Tema-tema ini terasa lebih relevan saat ini, di era media sosial dan budaya influencer, dibandingkan pada tahun 1966. Kejeniusan Ray terletak pada kemampuannya untuk mengeksplorasi perasaan manusia yang mendalam dan rumit ini melalui gambar-gambar yang sederhana namun kuat, seperti seorang pria yang benar-benar tenggelam dalam lautan kekayaannya sendiri. Bakat penceritaan visual inilah yang membuat karyanya abadi.
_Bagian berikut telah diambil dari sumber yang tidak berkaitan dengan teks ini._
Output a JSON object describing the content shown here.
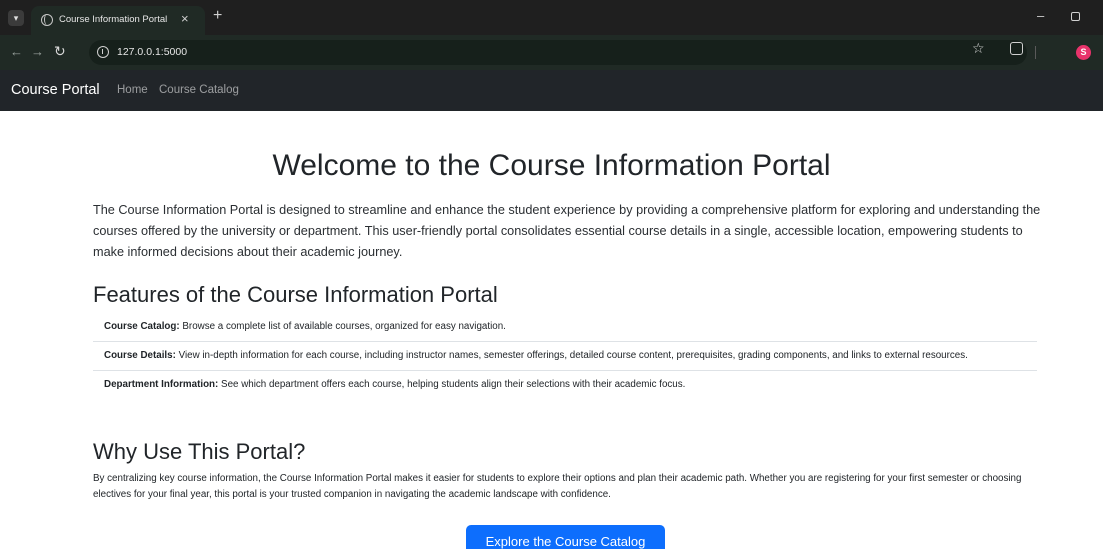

Sebuah bakat yang dikagumi oleh beberapa sineas terbaik dan legendaris dari seluruh dunia, seperti Martin Scorsese , Christopher Nolan, George Lucas, dan Akira Kurosawa.
Fakta bahwa pengaruh ini dapat ditemukan di tempat yang begitu tak terduga merupakan bukti jangkauan global Ray. Sebuah film Bengali hitam-putih tentang krisis batin seorang aktor menjadi kanvas visual untuk menggambarkan kengerian moral seorang penyelamat dunia dalam film superhero Hollywood yang dibuat 47 tahun kemudian. Film ini menunjukkan bahwa ide-ide sinematik yang kuat tidak memiliki tanggal kedaluwarsa dan tidak mengenal batas budaya atau genre. Metafora visual yang kuat untuk pergulatan batin seorang tokoh dapat dipahami oleh siapa pun, di mana pun.
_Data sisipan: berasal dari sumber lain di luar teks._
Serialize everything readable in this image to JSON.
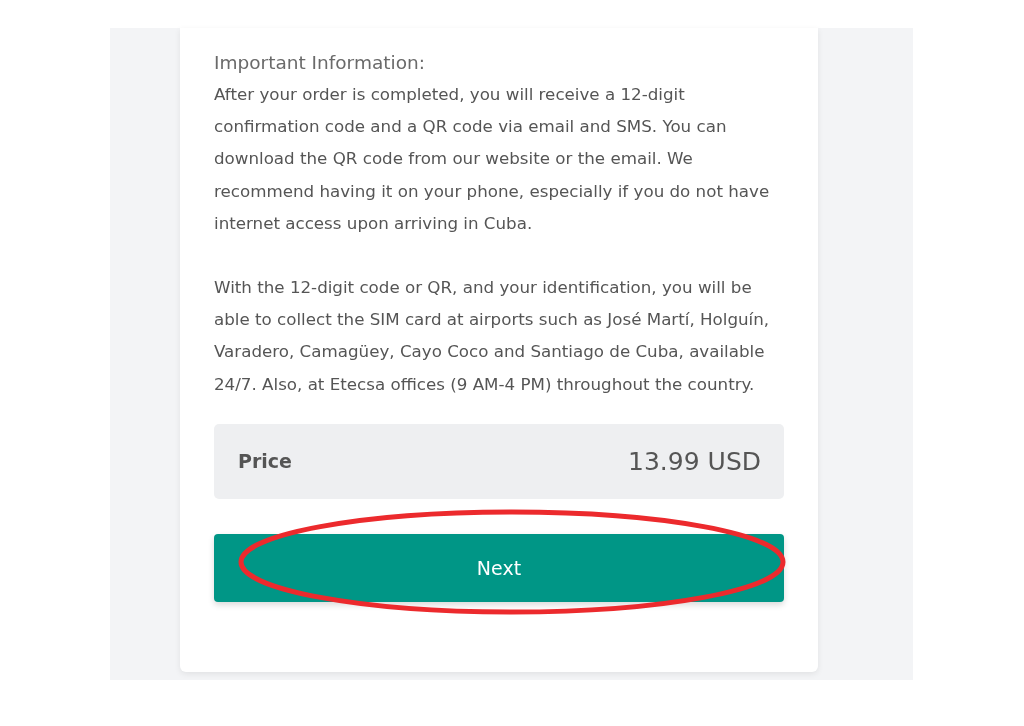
{
  "card": {
    "heading": "Important Information:",
    "paragraphs": [
      "After your order is completed, you will receive a 12-digit confirmation code and a QR code via email and SMS. You can download the QR code from our website or the email. We recommend having it on your phone, especially if you do not have internet access upon arriving in Cuba.",
      "With the 12-digit code or QR, and your identification, you will be able to collect the SIM card at airports such as José Martí, Holguín, Varadero, Camagüey, Cayo Coco and Santiago de Cuba, available 24/7. Also, at Etecsa offices (9 AM-4 PM) throughout the country."
    ],
    "price": {
      "label": "Price",
      "value": "13.99 USD"
    },
    "next_button": {
      "label": "Next",
      "circled": true
    }
  }
}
Pembuat film Wes Anderson, seorang pengagum berat dan setia karya Ray, telah mengakui secara terbuka bahwa ia terinspirasi oleh karya Ray. Berbicara di Festival Film Cannes, Anderson mengatakan ia “mencuri” satu adegan kunci dari Aranyer Din Ratri karya Ray untuk filmnya yang akan dirilis pada tahun 2023, Asteroid City . Dalam sebuah adegan di film tersebut, di bawah pepohonan, sekelompok teman duduk melingkar, dan mereka memainkan permainan memori yang secara bertahap mengungkap sesuatu tentang kepribadian masing-masing karakter. Sambil menjelaskan apa yang paling berkesan baginya dari adegan tersebut, Anderson berkata:
“Idenya memang aneh, sebuah permainan, tapi akhirnya bercerita banyak. Dan cara Ray memotretnya, berpindah dari satu wajah ke wajah lain, ada emosi yang tak terduga di momen itu.”
Selain Man of Steel dan Asteroid City , karya Ray terus bermunculan di tempat-tempat yang mengejutkan, diam-diam memengaruhi generasi sineas baru. Ini adalah bukti nyata bahwa penceritaan yang hebat tidak selalu harus monumental dan riuh untuk meninggalkan jejak abadi di dunia.
Fakta bahwa mahakarya Ray yang berusia hampir 60 tahun secara diam-diam membantu membentuk adegan penting dalam salah satu film laris terbesar tahun 2010-an adalah bukti utama visi abadi dan statusnya sebagai salah satu pendongeng terpenting di dunia perfilman.